Should 'in' Imply 'ref' as Well for Value Types?

Jonathan M Davis newsgroup.d at jmdavisprog.com
Mon May 7 06:03:30 UTC 2018


On Sunday, May 06, 2018 21:26:32 Q. Schroll via Digitalmars-d wrote:
> On Saturday, 5 May 2018 at 15:39:19 UTC, Jonathan M Davis wrote:
> > On Saturday, May 05, 2018 15:22:04 Bolpat via Digitalmars-d
> >
> > wrote:
> >> On Friday, 4 May 2018 at 09:34:14 UTC, Jonathan M Davis wrote:
> >> > [...]
> >> > It's actually not infrequent now that in C++, you want to
> >> > pass
> >> > stuf by value rather than const& precisely because move
> >> > semantics can be used to avoid copies. So, it's not at all
> >> > necessarily the case that passing by ref is the efficient
> >> > thing
> >> > to do. It's heavily dependent on the code in question.
> >>
> >> I once proposed that `in` can mean `const scope ref` that also
> >> binds rvalues.
> >> https://github.com/dlang/DIPs/pull/111#issuecomment-381911140
> >> We could make `in` be something similar to `inline`. The
> >> compiler
> >> can implement it as stated above (assign the expression to
> >> temporary, reference it), or use copy if copy is cheaper than
> >> referencing.
> >
> > Having ref of any kind accept rvalues is a highly controversial
> > issue, and it may or may not ever be in the language. If it's
> > added, then at that point, whether it makes sense to make in
> > imply ref could be re-examined, and maybe at that point, doing
> > so would make great sense. But as long as ref does not accept
> > rvalues, it really doesn't make sense. It would break too much
> > code and would be far too annoying to use in many, many cases
> > where it is currently commonly used.
>
> I never suggested some spelled out `ref` should bind rvalues.
> Having explicit `ref` bind rvalues is a mistake C++ did and it
> confuses the hell out of people.
>
> For clarification:
> `in` should mean for the called function that it may only "look
> at" the information for decisions, but not "touch" it. In this
> sense, not only modifying, also copying or leaking it are a forms
> of touching. Note that objects of a non-copyable types can be
> looked at.
> This is how I came to what `in` naturally must mean.
> It must mean `const`. It must mean `scope`. It must mean
> referencing, but not in the restrictive way of `ref`, but in the
> permissive interpretation, so it may bind rvalues, too.
> For the caller, `in` basically is `const scope` with guaranteed
> no copying.
>
> So, `in` should not imply `ref`, it should imply referencing,
> which is not the same thing.
> `in` and `ref` could be combined, so that the restrictive
> character of `ref` does its job, but I'd favor not to allow that
> (similarly `out ref` is not allowed). If you want `const scope
> ref`, spell it out. I'd assume the cases where you want to allow
> lvalues only are rare. They well may exist, so it's good to be
> able to express them.

in has always copied if it was not also used with ref, and changing that
would break code. It's also never actually really meant scope, much as that
was the intention (mostly because aside from delegates, scope has never done
anything). -dip1000 is finally doing something with scope, but in the
process, it looks likely that in will then not mean scope due to the amount
of code that would break if it did, but we'll have to see how that goes.
Historically though, in has been pretty much identical to const.

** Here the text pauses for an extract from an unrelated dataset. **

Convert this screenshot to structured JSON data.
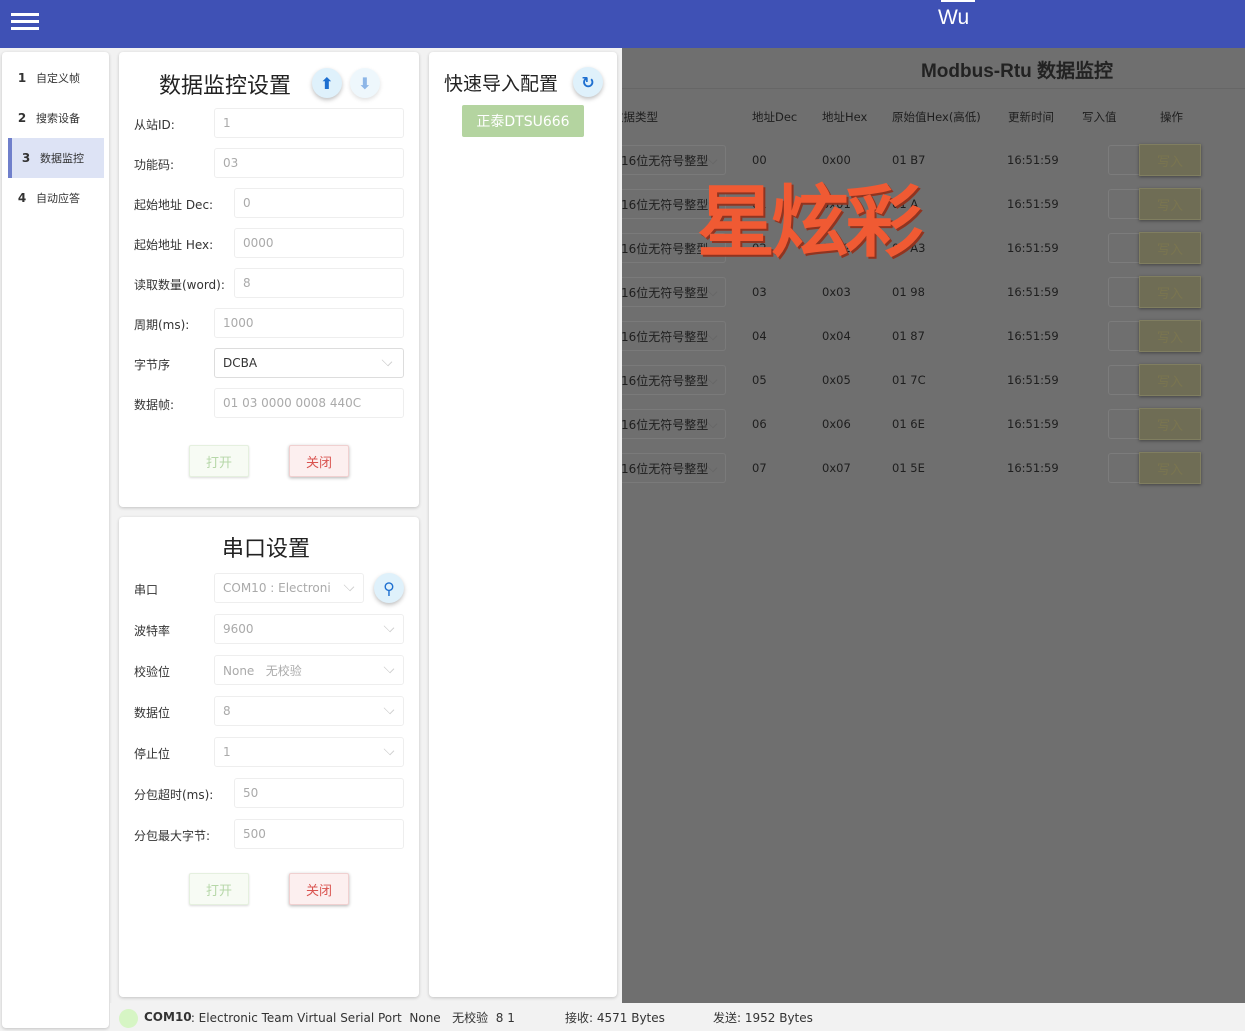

Regardless, you seem to be describing something that has nothing to do with
how any type qualifier or storage class currently acts. If you want to
anything like that, you're going to have to create a DIP for it, and if
you're looking for in to mean anything drastically different like it seems
like you want to, you're going to have to present good arguments for why
such a change would make good sense, what the resulting code breakage would
be, and why it would be worth it. And honestly, much as you say that you
don't want to have ref bind rvalues, what you're saying sounds a lot like
you're arguing for an equivalent to const& with the addition that it's also
scope, and Andrei has repeatedly shot down anything similar to C++'s const&.
So, you'll need solid arguments for why what you want is a good idea.